Pourtant, tous les avocats spécialistes en droit des successions ont l’expérience des diverses formes utilisées pour tourner cette règle et favoriser un enfant bien au-delà de la quotité disponible : mise à disposition d’un logement gratuit, entretien d’un enfant au domicile, vente fictive d’un meuble de valeur ou immeuble, faux prêt qui n’est jamais remboursé, etc.
Les confidences et explications des autres héritiers, fréquemment confortées par des éléments matériels, ne laissent souvent aucun doute : le défunt a, délibérément favorisé un de ses enfants, et a fait en sorte que cela soit le mieux caché possible.

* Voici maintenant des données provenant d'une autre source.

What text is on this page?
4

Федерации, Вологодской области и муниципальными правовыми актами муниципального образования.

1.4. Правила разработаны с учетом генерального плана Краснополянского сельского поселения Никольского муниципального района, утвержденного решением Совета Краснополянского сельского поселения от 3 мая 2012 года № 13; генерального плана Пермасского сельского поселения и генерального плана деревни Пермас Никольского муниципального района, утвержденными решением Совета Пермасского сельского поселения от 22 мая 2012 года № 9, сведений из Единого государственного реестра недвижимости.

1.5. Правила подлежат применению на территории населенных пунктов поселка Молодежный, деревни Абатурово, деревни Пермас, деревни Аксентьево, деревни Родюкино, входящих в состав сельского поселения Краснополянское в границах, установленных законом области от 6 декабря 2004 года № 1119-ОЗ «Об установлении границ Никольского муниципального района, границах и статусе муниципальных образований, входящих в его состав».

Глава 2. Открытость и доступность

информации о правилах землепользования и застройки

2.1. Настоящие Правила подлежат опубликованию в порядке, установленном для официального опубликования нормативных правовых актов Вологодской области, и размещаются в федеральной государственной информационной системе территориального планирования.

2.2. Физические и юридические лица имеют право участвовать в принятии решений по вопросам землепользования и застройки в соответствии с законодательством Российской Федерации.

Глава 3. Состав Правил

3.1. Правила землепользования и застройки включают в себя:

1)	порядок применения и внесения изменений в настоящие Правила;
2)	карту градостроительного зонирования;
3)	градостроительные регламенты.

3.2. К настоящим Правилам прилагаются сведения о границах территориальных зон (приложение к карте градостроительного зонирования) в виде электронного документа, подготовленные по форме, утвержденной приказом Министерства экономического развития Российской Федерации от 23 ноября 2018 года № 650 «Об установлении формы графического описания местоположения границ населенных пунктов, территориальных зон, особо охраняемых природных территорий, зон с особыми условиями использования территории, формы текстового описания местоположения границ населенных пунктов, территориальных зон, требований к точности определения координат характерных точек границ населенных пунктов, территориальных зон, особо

Tous ces avantages inégalitaires constituent des donations, indirectes ou déguisées. Suivant les règles du code civil, comme toutes les donations, elles devraient être ré-intégrées dans l’actif successoral et donner lieu à réduction puisqu’elles dépassent la valeur de la quotité disponible.
Oui, mais … encore faut-il convaincre les juges que ces opérations ne sont qu’une apparence qui cache en réalité une donation et, pour cela, faire une triple preuve.
Preuve facile s’agissant d’un des critères objectifs d’une donation : l’enrichissement de l’enfant, il est le plus souvent évident. Il est plus difficile de prouver l’appauvrissement du parent : accorder un prêt à 0 % ou laisser occuper gratuitement un logement appauvrissent-ils vraiment le parent ?
Surtout, il est quasiment impossible de prouver l’intention libérale si le donateur a pris le soin de ne laisser aucun écrit, de ne faire aucune confidence à un tiers. Comment démontrer ce qui a été une pensée, un désir, une intention dans l’esprit d’une personne maintenant disparue ?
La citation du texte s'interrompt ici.